Abstract
Doppler measurement provides information on the hemodynamics in the hepatic artery and the portal venous system.
Aim
To study the hepatic artery hemodynamics in children with extra hepatic portal vein obstruction.
Materials and methods
Hepatic artery indices were studied using Doppler indices in 15 children (<12 years) with extra hepatic portal hypertension (EHPVO) and obliterated esophageal varices. The hepatic artery resistive index, the arterial acceleration time and the acceleration index were used to determine the flow pattern within the hepatic artery. Controls were 15 healthy age-sex matched children, belonging to the same socioeconomic strata in absence of liver disease.
Results
The mean age of the children was 8.43 ± 3.2 years and male female ratio was 4:1. All the children had obliterated esophageal varices. The hepatic artery resistive index in the children with EHPVO was normal and similar to controls. The hepatic arterial early systolic acceleration index was significantly higher in cases compared to controls (436 ± 290 vs 214 ± 100; P value <0.004). The hepatic arterial acceleration time though low in the cases (86 ± 35 cm/s) was not statistically different from the controls (128 ± 14 cm/s).
Conclusion
There was a significant increase in hepatic arterial early systolic acceleration in children with chronic EHPVO. The latter may be responsible for an increase in hepatic arterial in flow velocity in a slow flow system despite a normal resistive index.
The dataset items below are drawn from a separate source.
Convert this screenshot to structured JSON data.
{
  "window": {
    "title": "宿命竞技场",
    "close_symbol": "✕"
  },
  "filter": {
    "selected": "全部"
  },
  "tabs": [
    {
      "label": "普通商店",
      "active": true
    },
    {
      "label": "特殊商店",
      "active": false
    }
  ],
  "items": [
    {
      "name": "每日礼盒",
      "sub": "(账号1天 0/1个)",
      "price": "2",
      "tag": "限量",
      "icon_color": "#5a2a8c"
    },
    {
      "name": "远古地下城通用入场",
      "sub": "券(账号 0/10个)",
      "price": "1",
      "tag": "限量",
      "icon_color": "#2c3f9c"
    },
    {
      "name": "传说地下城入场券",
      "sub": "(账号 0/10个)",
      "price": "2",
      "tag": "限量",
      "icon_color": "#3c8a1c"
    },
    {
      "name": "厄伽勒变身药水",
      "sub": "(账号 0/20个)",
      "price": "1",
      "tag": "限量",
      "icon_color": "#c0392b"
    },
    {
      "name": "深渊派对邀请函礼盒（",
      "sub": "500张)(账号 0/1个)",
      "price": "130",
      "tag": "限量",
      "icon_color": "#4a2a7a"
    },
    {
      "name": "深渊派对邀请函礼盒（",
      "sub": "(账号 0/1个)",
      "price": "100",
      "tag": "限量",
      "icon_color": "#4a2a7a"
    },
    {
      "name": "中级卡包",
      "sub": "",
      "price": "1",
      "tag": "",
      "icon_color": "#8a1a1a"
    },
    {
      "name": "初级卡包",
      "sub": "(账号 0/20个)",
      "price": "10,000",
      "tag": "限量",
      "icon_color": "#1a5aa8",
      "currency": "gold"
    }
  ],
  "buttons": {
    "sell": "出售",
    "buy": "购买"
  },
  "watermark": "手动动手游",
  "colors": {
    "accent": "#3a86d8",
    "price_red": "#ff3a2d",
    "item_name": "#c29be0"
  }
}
Keywords: Doppler indices, extra hepatic portal venous obstruction, hepatic artery index
Abbreviations: EHPVO, extra hepatic portal vein obstruction; RI, resistive index; HARI, hepatic artery resistive index; ESA, early systolic acceleration; HAAT, hepatic artery acceleration time; HAAI, hepatic artery acceleration index; HABR, hepatic arterial buffer response
Doppler sonography of the portal venous system, provides considerable information on the portal hemodynamics in various types of portal hypertension.1,2 While there are several studies that have reported portal vein and hepatic artery hemodynamics in healthy individuals3 those with acute portal vein thrombosis,4 therapeutic portal vein embolization,5 and hepatic artery stenosis after liver transplant,6 very few studies have looked into the portal hemodynamics in children with long standing extra hepatic portal vein obstruction (EHPVO).7,8
Congestive index and venous pulsatility index in the portal vein, both in adult and pediatric patients are determinants of the hemodynamic status of the portal system.8,9 These indices are not reliable in portal vein thrombosis and portal cavernoma as there is a poor correlation between the size of the portal vein and portal pressure.7,10 Also, the transformation of the portal vein to a cavernoma makes measurement of these indices difficult.
Hepatic artery indices are likely to be more informative11 under such circumstances. One can get a clue to the hemodynamics of the blood flow in the hepatic artery. Till date, there are no published studies that have reported on hemodynamics in hepatic artery in patients with cavernomatous transformation of the portal vein.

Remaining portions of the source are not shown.